Hauck W W, Anderson S
Stat Med. 1986 May-Jun;5(3):203-9. doi: 10.1002/sim.4780050302.
An issue of continuing interest is the interpretation and reporting of 'negative' studies, namely studies that do not find statistically significant differences. The most common approach is the design-power method which determines, irrespective of the observed difference, what differences the study could have been expected to detect. We propose an alternative approach, the application of equivalence testing methods, where we define equivalence to mean that the actual difference lies within some specified limits. This approach, in contrast to the design-power approach, provides a way of quantifying (with p-values) what was actually determined from the study instead of saying what the study may or may not have accomplished with some degree of certainty (power). For example, a possible outcome of the equivalence testing approach is the conclusion at the 5 per cent level that two means (or proportions) do not differ by more than some specified amount. The equivalence testing approach applies to any study design. We illustrate the method with a cancer clinical trial and an epidemiologic case-control study. In addition, for those studies in which one cannot specify limits a priori, we propose the use of equivalence curves to summarize and present the study results.

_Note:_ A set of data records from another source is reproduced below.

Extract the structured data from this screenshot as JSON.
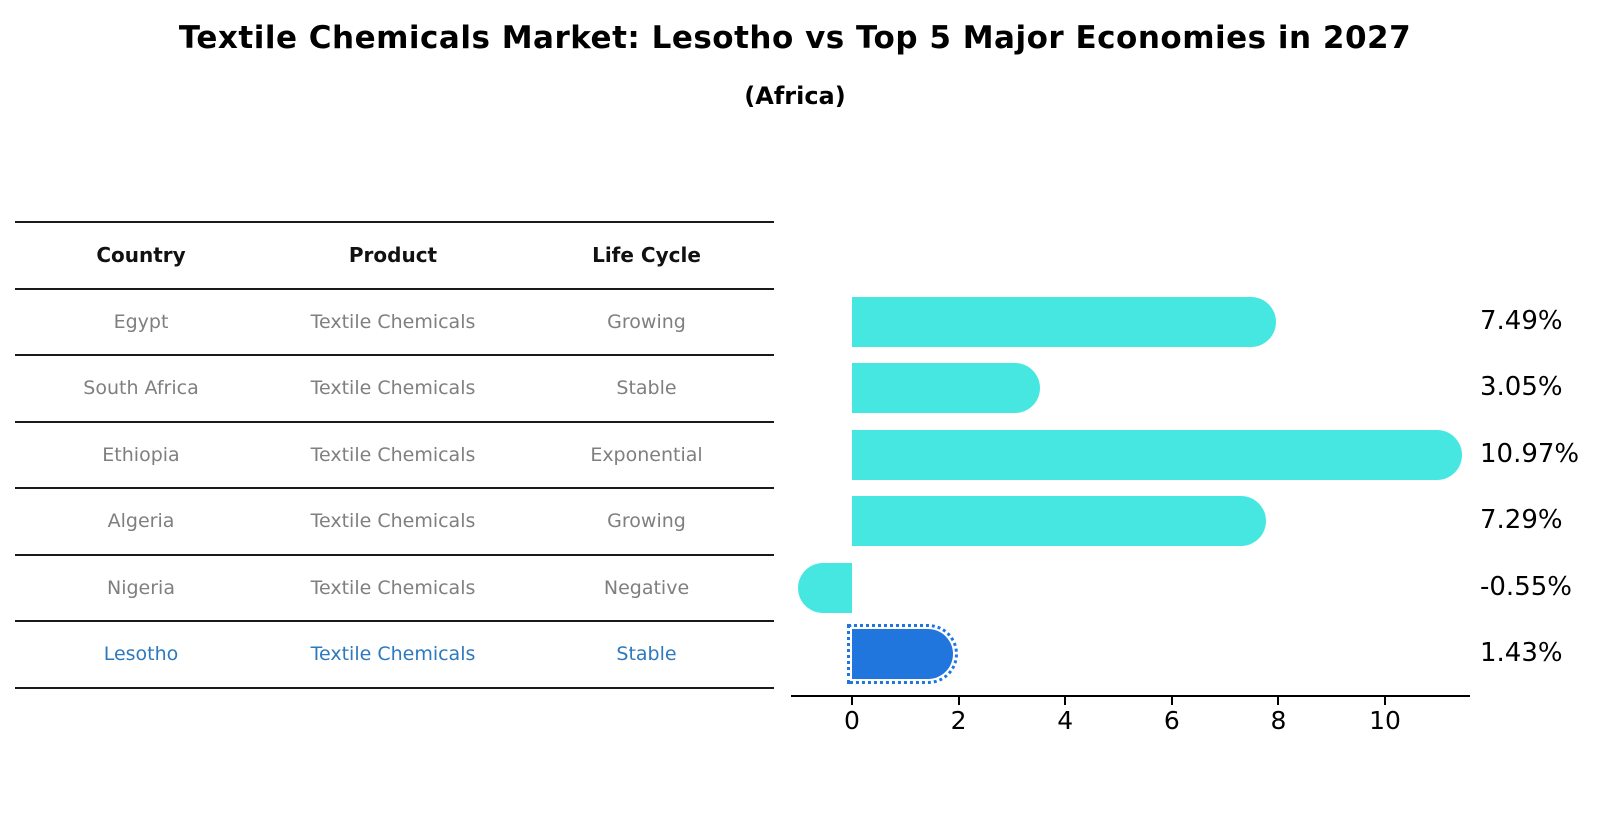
{
  "title": "Textile Chemicals Market: Lesotho vs Top 5 Major Economies in 2027",
  "subtitle": "(Africa)",
  "table": {
    "headers": {
      "country": "Country",
      "product": "Product",
      "life_cycle": "Life Cycle"
    },
    "rows": [
      {
        "country": "Egypt",
        "product": "Textile Chemicals",
        "life_cycle": "Growing"
      },
      {
        "country": "South Africa",
        "product": "Textile Chemicals",
        "life_cycle": "Stable"
      },
      {
        "country": "Ethiopia",
        "product": "Textile Chemicals",
        "life_cycle": "Exponential"
      },
      {
        "country": "Algeria",
        "product": "Textile Chemicals",
        "life_cycle": "Growing"
      },
      {
        "country": "Nigeria",
        "product": "Textile Chemicals",
        "life_cycle": "Negative"
      },
      {
        "country": "Lesotho",
        "product": "Textile Chemicals",
        "life_cycle": "Stable"
      }
    ],
    "highlight_row": "Lesotho"
  },
  "chart_data": {
    "type": "bar",
    "orientation": "horizontal",
    "title": "Textile Chemicals Market: Lesotho vs Top 5 Major Economies in 2027",
    "subtitle": "(Africa)",
    "categories": [
      "Egypt",
      "South Africa",
      "Ethiopia",
      "Algeria",
      "Nigeria",
      "Lesotho"
    ],
    "values": [
      7.49,
      3.05,
      10.97,
      7.29,
      -0.55,
      1.43
    ],
    "value_labels": [
      "7.49%",
      "3.05%",
      "10.97%",
      "7.29%",
      "-0.55%",
      "1.43%"
    ],
    "highlight_index": 5,
    "xticks": [
      0,
      2,
      4,
      6,
      8,
      10
    ],
    "xlim": [
      -1.16,
      11.6
    ],
    "grid": false,
    "legend": false,
    "xlabel": "",
    "ylabel": "",
    "bar_style": "rounded-pill",
    "highlight_bar_style": "dotted-outline"
  },
  "colors": {
    "bar_default": "#47e7e1",
    "bar_highlight": "#2176de",
    "highlight_text": "#2e79be",
    "row_text": "#7f7f7f",
    "header_text": "#111111",
    "axis": "#000000"
  }
}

一个持续受到关注的问题是“阴性”研究的解读与报告,即那些未发现具有统计学显著差异的研究。最常见的方法是设计效能法,该方法不考虑观察到的差异,而是确定研究预期能够检测到哪些差异。我们提出一种替代方法,即应用等效性检验方法,在此方法中,我们将等效性定义为实际差异落在某些指定限度内。与设计效能法相比,这种方法提供了一种(通过p值)量化从研究中实际确定内容的方式,而不是说明研究在某种程度上(效能)可能或不可能完成的事情。例如,等效性检验方法的一个可能结果是在5%的水平上得出两个均值(或比例)的差异不超过某个指定量的结论。等效性检验方法适用于任何研究设计。我们用一项癌症临床试验和一项流行病学病例对照研究来说明该方法。此外,对于那些无法事先指定限度的研究,我们建议使用等效性曲线来总结和呈现研究结果。